Your wedding day will arrive quicker than you think and will be anticipated by all your friends and family who are invited to join in. So what should you expect from your day?:

Arriving at the church: First to arrive should be the ushers. Their responsibilities stretch to understanding how to get your guests into the church and into their seats, directing guests of the bride and groom to their appropriate sides of the church (bride’s guests to the left and groom’s to the right) and the safekeeping of any presents left at the service. Please ensure that your ushers understand and embrace their responsibilities fully.

Traditionally, the groom and best man should be at the church at least 15 minutes before the ceremony.

Next to arrive will be the bridesmaids and the bride's mother followed by the bride, accompanied by her father or the person who is giving her away. There is a notion that the bride should be late – this is in practice somewhat inconsiderate to your guests and the church. There is normally a short delay once the bride has arrived for photographs and final adjustments to hair etc! When the bride is ready, the congregation will be asked to stand. The bride enters the church, walks down the aisle and never looks back!.

Service Sheets: ChristChurch does not provide service sheets as standard practice. Should you wish for us to print these for you, please ask.

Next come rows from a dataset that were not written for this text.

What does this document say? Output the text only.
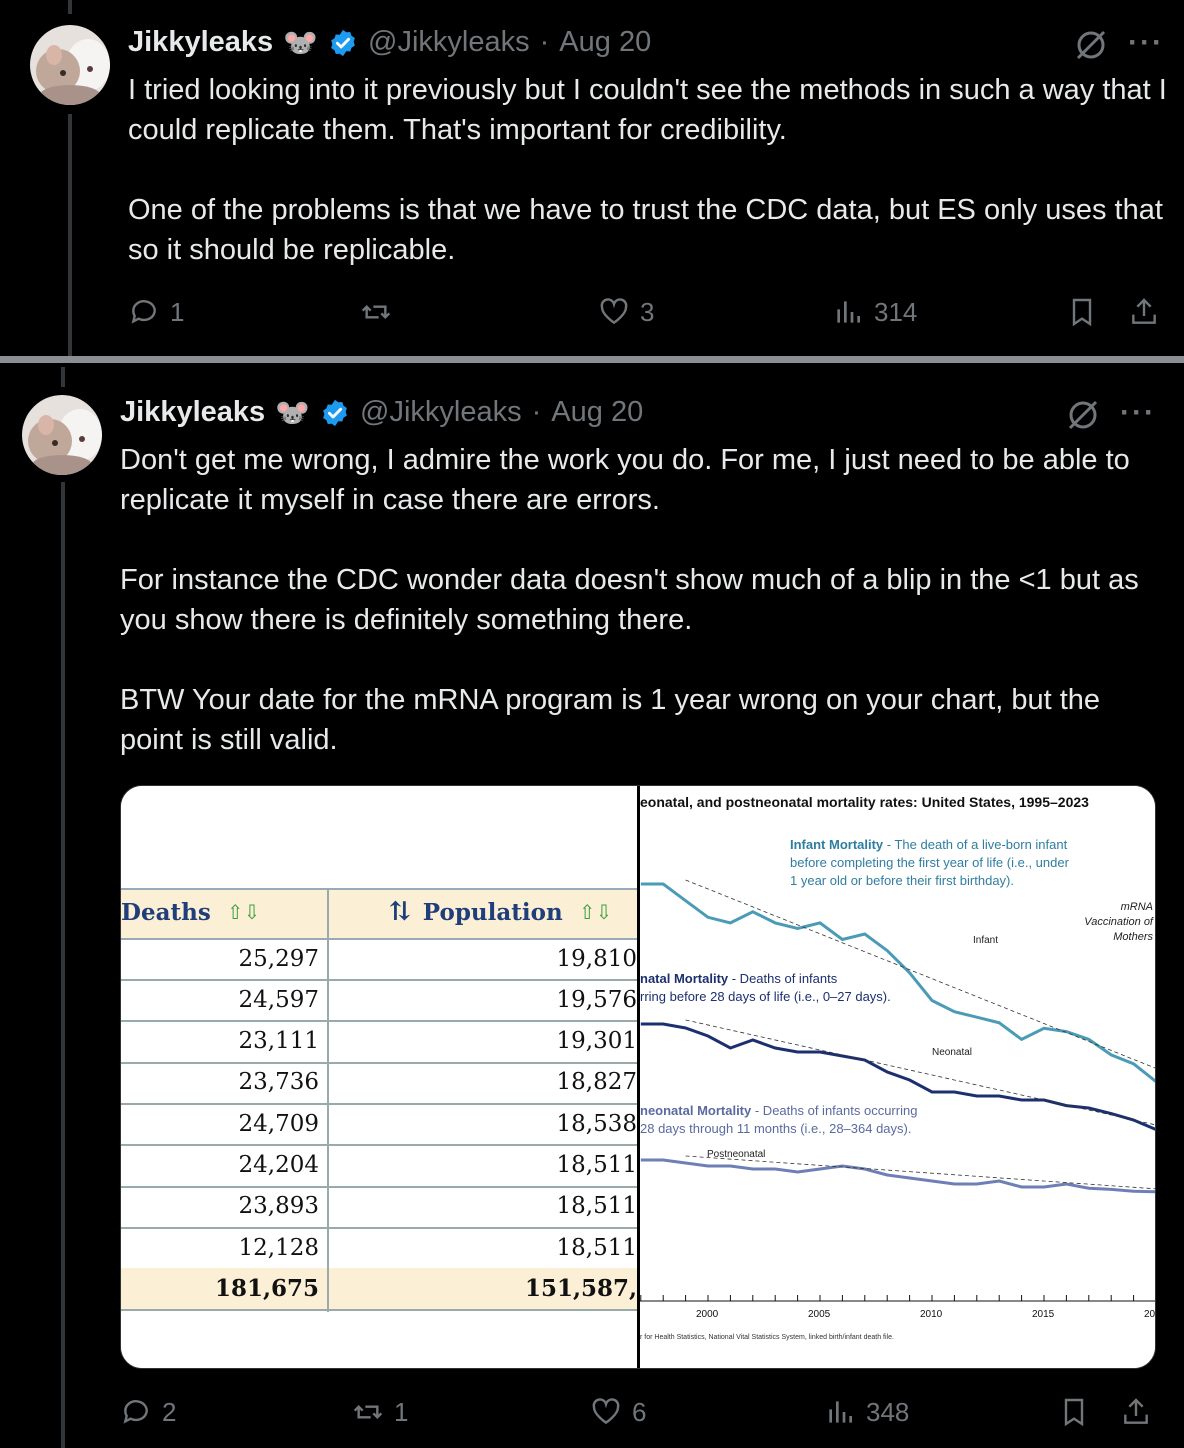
Jikkyleaks 🐭 @Jikkyleaks · Aug 20	···
I tried looking into it previously but I couldn't see the methods in such a way that I could replicate them. That's important for credibility.

One of the problems is that we have to trust the CDC data, but ES only uses that so it should be replicable.
1	3	314
Jikkyleaks 🐭 @Jikkyleaks · Aug 20	···
Don't get me wrong, I admire the work you do. For me, I just need to be able to replicate it myself in case there are errors.

For instance the CDC wonder data doesn't show much of a blip in the <1 but as you show there is definitely something there.

BTW Your date for the mRNA program is 1 year wrong on your chart, but the point is still valid.
Deaths ⇧⇩	⇅ Population ⇧⇩
25,297	19,810
24,597	19,576
23,111	19,301
23,736	18,827
24,709	18,538
24,204	18,511
23,893	18,511
12,128	18,511
181,675	151,587,
eonatal, and postneonatal mortality rates: United States, 1995–2023
Infant Mortality - The death of a live-born infant
before completing the first year of life (i.e., under
1 year old or before their first birthday).
natal Mortality - Deaths of infants
rring before 28 days of life (i.e., 0–27 days).
neonatal Mortality - Deaths of infants occurring
28 days through 11 months (i.e., 28–364 days).
mRNA
Vaccination of
Mothers
Infant
Neonatal
Postneonatal
r for Health Statistics, National Vital Statistics System, linked birth/infant death file.
2000	2005	2010	2015	20
2	1	6	348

Photographs: Group photographs can be taken on the either on the back lawn or in front of the church.

5. The Last Word

Marriage is a great gift from God – a unique combining of two people's lives for life. Please make time in the midst of the preparations to prepare yourself for the day – remember: it's your day, so enjoy!

Appendices

Fees

Parochial fees are payable by law and outlined as follows:

2017 Rates

Publication of banns: £29

Banns certificate (if required) £14

Marriage service £441

Marriage certificate at registration (if required) £3.50

Extras

When calculating your budget, please also add the figures you have agreed for the following:

> Organist (see P6 of this guide) £65

> Flowers (see P6 of this guide for general guidance)

Heat, light, maintenance (if applicable) £47

> PA system, microphones £50

> Verger £40

> Photography in church/grounds £40

> Video photography in church/grounds £40

The Marriage Service

The Welcome

Minister will introduce / explain service. May use a verse such as

God is love, and those who live in love live in God and God lives in them.

1 John 4.16

Opening hymn

The Introduction

We have come together in the presence of God, to witness the marriage of N and N, to ask his blessing on them, and to share in their joy. Our Lord Jesus Christ was himself a guest at a wedding in Cana of Galilee, and through his Spirit he is with us now.

The Bible teaches us that marriage is a gift of God in creation and a means of his grace, a holy mystery in which man and woman become one flesh. It is God’s purpose that, as husband and wife give themselves to each other in love throughout their lives, they shall be united in that love as Christ is united with his Church.

Marriage is given, that husband and wife may comfort and help each other, living faithfully together in need and in plenty, in sorrow and in joy. It is given, that with delight and tenderness they may know each other in love, and, through the joy of their bodily union, may strengthen the union of their hearts and lives. It is given as the foundation of family life in which children may be born and nurtured in accordance with God’s will, to his praise and glory.